Vague politicians like Erasmus are prone to judge princes very severely, since they take them to be responsible for all wrongs. Erasmus praises them personally, but condemns them in general. From the kings of his time he had for a long time expected peace in Church and State. They had disappointed him. But his severe judgement of princes he derived rather from classical reading than from political experience of his own times. In the later editions of the Adagia he often reverts to princes, their task and their neglect of duty, without ever mentioning special princes. 'There are those who sow the seeds of dissension between their townships in order to fleece the poor unhindered and to satisfy their gluttony by the hunger of innocent citizens.' In the adage Scarabeus aquilam quaerit he represents the prince under the image of the Eagle as the great cruel robber and persecutor. In another, Aut regem aut fatuum nasci oportere, and in Dulce bellum inexpertis he utters his frequently quoted dictum: 'The people found and develop towns, the folly of princes devastates them.' 'The princes conspire with the Pope, and perhaps with the Turk, against the happiness of the people,' he writes to Colet in 1518.

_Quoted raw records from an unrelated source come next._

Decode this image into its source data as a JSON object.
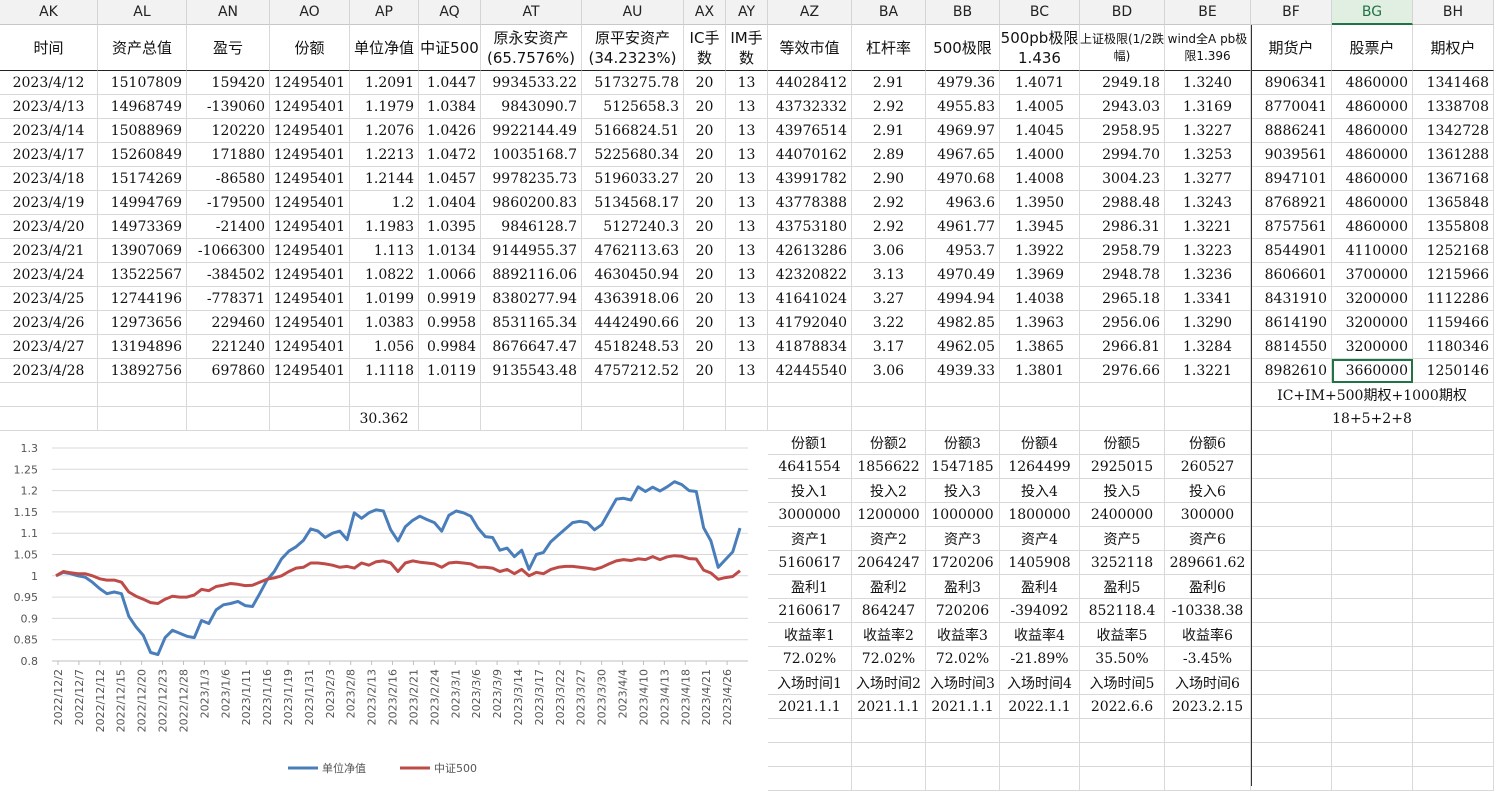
{
  "columns": [
    "AK",
    "AL",
    "AN",
    "AO",
    "AP",
    "AQ",
    "AT",
    "AU",
    "AX",
    "AY",
    "AZ",
    "BA",
    "BB",
    "BC",
    "BD",
    "BE",
    "BF",
    "BG",
    "BH"
  ],
  "selected_column": "BG",
  "header_row": [
    "时间",
    "资产总值",
    "盈亏",
    "份额",
    "单位净值",
    "中证500",
    "原永安资产(65.7576%)",
    "原平安资产(34.2323%)",
    "IC手数",
    "IM手数",
    "等效市值",
    "杠杆率",
    "500极限",
    "500pb极限1.436",
    "上证极限(1/2跌幅)",
    "wind全A pb极限1.396",
    "期货户",
    "股票户",
    "期权户"
  ],
  "rows": [
    [
      "2023/4/12",
      "15107809",
      "159420",
      "12495401",
      "1.2091",
      "1.0447",
      "9934533.22",
      "5173275.78",
      "20",
      "13",
      "44028412",
      "2.91",
      "4979.36",
      "1.4071",
      "2949.18",
      "1.3240",
      "8906341",
      "4860000",
      "1341468"
    ],
    [
      "2023/4/13",
      "14968749",
      "-139060",
      "12495401",
      "1.1979",
      "1.0384",
      "9843090.7",
      "5125658.3",
      "20",
      "13",
      "43732332",
      "2.92",
      "4955.83",
      "1.4005",
      "2943.03",
      "1.3169",
      "8770041",
      "4860000",
      "1338708"
    ],
    [
      "2023/4/14",
      "15088969",
      "120220",
      "12495401",
      "1.2076",
      "1.0426",
      "9922144.49",
      "5166824.51",
      "20",
      "13",
      "43976514",
      "2.91",
      "4969.97",
      "1.4045",
      "2958.95",
      "1.3227",
      "8886241",
      "4860000",
      "1342728"
    ],
    [
      "2023/4/17",
      "15260849",
      "171880",
      "12495401",
      "1.2213",
      "1.0472",
      "10035168.7",
      "5225680.34",
      "20",
      "13",
      "44070162",
      "2.89",
      "4967.65",
      "1.4000",
      "2994.70",
      "1.3253",
      "9039561",
      "4860000",
      "1361288"
    ],
    [
      "2023/4/18",
      "15174269",
      "-86580",
      "12495401",
      "1.2144",
      "1.0457",
      "9978235.73",
      "5196033.27",
      "20",
      "13",
      "43991782",
      "2.90",
      "4970.68",
      "1.4008",
      "3004.23",
      "1.3277",
      "8947101",
      "4860000",
      "1367168"
    ],
    [
      "2023/4/19",
      "14994769",
      "-179500",
      "12495401",
      "1.2",
      "1.0404",
      "9860200.83",
      "5134568.17",
      "20",
      "13",
      "43778388",
      "2.92",
      "4963.6",
      "1.3950",
      "2988.48",
      "1.3243",
      "8768921",
      "4860000",
      "1365848"
    ],
    [
      "2023/4/20",
      "14973369",
      "-21400",
      "12495401",
      "1.1983",
      "1.0395",
      "9846128.7",
      "5127240.3",
      "20",
      "13",
      "43753180",
      "2.92",
      "4961.77",
      "1.3945",
      "2986.31",
      "1.3221",
      "8757561",
      "4860000",
      "1355808"
    ],
    [
      "2023/4/21",
      "13907069",
      "-1066300",
      "12495401",
      "1.113",
      "1.0134",
      "9144955.37",
      "4762113.63",
      "20",
      "13",
      "42613286",
      "3.06",
      "4953.7",
      "1.3922",
      "2958.79",
      "1.3223",
      "8544901",
      "4110000",
      "1252168"
    ],
    [
      "2023/4/24",
      "13522567",
      "-384502",
      "12495401",
      "1.0822",
      "1.0066",
      "8892116.06",
      "4630450.94",
      "20",
      "13",
      "42320822",
      "3.13",
      "4970.49",
      "1.3969",
      "2948.78",
      "1.3236",
      "8606601",
      "3700000",
      "1215966"
    ],
    [
      "2023/4/25",
      "12744196",
      "-778371",
      "12495401",
      "1.0199",
      "0.9919",
      "8380277.94",
      "4363918.06",
      "20",
      "13",
      "41641024",
      "3.27",
      "4994.94",
      "1.4038",
      "2965.18",
      "1.3341",
      "8431910",
      "3200000",
      "1112286"
    ],
    [
      "2023/4/26",
      "12973656",
      "229460",
      "12495401",
      "1.0383",
      "0.9958",
      "8531165.34",
      "4442490.66",
      "20",
      "13",
      "41792040",
      "3.22",
      "4982.85",
      "1.3963",
      "2956.06",
      "1.3290",
      "8614190",
      "3200000",
      "1159466"
    ],
    [
      "2023/4/27",
      "13194896",
      "221240",
      "12495401",
      "1.056",
      "0.9984",
      "8676647.47",
      "4518248.53",
      "20",
      "13",
      "41878834",
      "3.17",
      "4962.05",
      "1.3865",
      "2966.81",
      "1.3284",
      "8814550",
      "3200000",
      "1180346"
    ],
    [
      "2023/4/28",
      "13892756",
      "697860",
      "12495401",
      "1.1118",
      "1.0119",
      "9135543.48",
      "4757212.52",
      "20",
      "13",
      "42445540",
      "3.06",
      "4939.33",
      "1.3801",
      "2976.66",
      "1.3221",
      "8982610",
      "3660000",
      "1250146"
    ]
  ],
  "ap_total": "30.362",
  "note1": "IC+IM+500期权+1000期权",
  "note2": "18+5+2+8",
  "investor_block": [
    [
      "份额1",
      "份额2",
      "份额3",
      "份额4",
      "份额5",
      "份额6"
    ],
    [
      "4641554",
      "1856622",
      "1547185",
      "1264499",
      "2925015",
      "260527"
    ],
    [
      "投入1",
      "投入2",
      "投入3",
      "投入4",
      "投入5",
      "投入6"
    ],
    [
      "3000000",
      "1200000",
      "1000000",
      "1800000",
      "2400000",
      "300000"
    ],
    [
      "资产1",
      "资产2",
      "资产3",
      "资产4",
      "资产5",
      "资产6"
    ],
    [
      "5160617",
      "2064247",
      "1720206",
      "1405908",
      "3252118",
      "289661.62"
    ],
    [
      "盈利1",
      "盈利2",
      "盈利3",
      "盈利4",
      "盈利5",
      "盈利6"
    ],
    [
      "2160617",
      "864247",
      "720206",
      "-394092",
      "852118.4",
      "-10338.38"
    ],
    [
      "收益率1",
      "收益率2",
      "收益率3",
      "收益率4",
      "收益率5",
      "收益率6"
    ],
    [
      "72.02%",
      "72.02%",
      "72.02%",
      "-21.89%",
      "35.50%",
      "-3.45%"
    ],
    [
      "入场时间1",
      "入场时间2",
      "入场时间3",
      "入场时间4",
      "入场时间5",
      "入场时间6"
    ],
    [
      "2021.1.1",
      "2021.1.1",
      "2021.1.1",
      "2022.1.1",
      "2022.6.6",
      "2023.2.15"
    ]
  ],
  "chart_data": {
    "type": "line",
    "title": "",
    "xlabel": "",
    "ylabel": "",
    "ylim": [
      0.8,
      1.3
    ],
    "yticks": [
      "0.8",
      "0.85",
      "0.9",
      "0.95",
      "1",
      "1.05",
      "1.1",
      "1.15",
      "1.2",
      "1.25",
      "1.3"
    ],
    "grid": true,
    "legend": "bottom",
    "x_tick_labels": [
      "2022/12/2",
      "2022/12/7",
      "2022/12/12",
      "2022/12/15",
      "2022/12/20",
      "2022/12/23",
      "2022/12/28",
      "2023/1/3",
      "2023/1/6",
      "2023/1/11",
      "2023/1/16",
      "2023/1/19",
      "2023/1/31",
      "2023/2/3",
      "2023/2/8",
      "2023/2/13",
      "2023/2/16",
      "2023/2/21",
      "2023/2/24",
      "2023/3/1",
      "2023/3/6",
      "2023/3/9",
      "2023/3/14",
      "2023/3/17",
      "2023/3/22",
      "2023/3/27",
      "2023/3/30",
      "2023/4/4",
      "2023/4/10",
      "2023/4/13",
      "2023/4/18",
      "2023/4/21",
      "2023/4/26"
    ],
    "series": [
      {
        "name": "单位净值",
        "color": "#4a7ebb",
        "values": [
          1.0,
          1.008,
          1.005,
          1.0,
          0.997,
          0.985,
          0.97,
          0.958,
          0.962,
          0.958,
          0.905,
          0.88,
          0.86,
          0.82,
          0.815,
          0.855,
          0.872,
          0.865,
          0.858,
          0.855,
          0.895,
          0.888,
          0.92,
          0.932,
          0.935,
          0.94,
          0.93,
          0.928,
          0.958,
          0.99,
          1.01,
          1.04,
          1.058,
          1.068,
          1.083,
          1.11,
          1.105,
          1.09,
          1.1,
          1.105,
          1.085,
          1.148,
          1.135,
          1.148,
          1.155,
          1.152,
          1.108,
          1.082,
          1.115,
          1.13,
          1.14,
          1.132,
          1.125,
          1.105,
          1.142,
          1.152,
          1.148,
          1.14,
          1.112,
          1.092,
          1.09,
          1.06,
          1.065,
          1.045,
          1.06,
          1.015,
          1.05,
          1.055,
          1.08,
          1.095,
          1.11,
          1.125,
          1.128,
          1.125,
          1.108,
          1.12,
          1.15,
          1.18,
          1.182,
          1.178,
          1.209,
          1.198,
          1.208,
          1.199,
          1.209,
          1.221,
          1.214,
          1.2,
          1.198,
          1.113,
          1.082,
          1.02,
          1.038,
          1.056,
          1.112
        ]
      },
      {
        "name": "中证500",
        "color": "#be4b48",
        "values": [
          1.0,
          1.01,
          1.007,
          1.005,
          1.005,
          1.0,
          0.993,
          0.99,
          0.99,
          0.985,
          0.962,
          0.952,
          0.945,
          0.937,
          0.935,
          0.945,
          0.952,
          0.95,
          0.95,
          0.955,
          0.968,
          0.965,
          0.975,
          0.978,
          0.982,
          0.98,
          0.977,
          0.978,
          0.985,
          0.992,
          0.995,
          1.0,
          1.01,
          1.018,
          1.02,
          1.03,
          1.03,
          1.028,
          1.025,
          1.02,
          1.022,
          1.018,
          1.03,
          1.025,
          1.033,
          1.035,
          1.03,
          1.01,
          1.03,
          1.035,
          1.032,
          1.03,
          1.028,
          1.02,
          1.03,
          1.032,
          1.03,
          1.028,
          1.02,
          1.02,
          1.018,
          1.01,
          1.015,
          1.005,
          1.015,
          1.0,
          1.008,
          1.005,
          1.015,
          1.02,
          1.022,
          1.022,
          1.02,
          1.018,
          1.015,
          1.02,
          1.028,
          1.035,
          1.038,
          1.036,
          1.04,
          1.038,
          1.045,
          1.038,
          1.0447,
          1.0472,
          1.0457,
          1.0404,
          1.0395,
          1.0134,
          1.0066,
          0.9919,
          0.9958,
          0.9984,
          1.0119
        ]
      }
    ]
  }
}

He was an academic critic writing from his study. A revolutionary purpose was as foreign to Erasmus as it was to More when writing the Utopia. 'Bad monarchs should perhaps be suffered now and then. The remedy should not be tried.' It may be doubted whether Erasmus exercised much real influence on his contemporaries by means of his diatribes against princes. One would fain believe that his ardent love of peace and bitter arraignment of the madness of war had some effect. They have undoubtedly spread pacific sentiments in the broad circles of intellectuals who read Erasmus, but unfortunately the history of the sixteenth century shows little evidence that such sentiments bore fruit in actual practice. However this may be, Erasmus's strength was not in these political declamations. He could never be a leader of men with their passions and their harsh interests.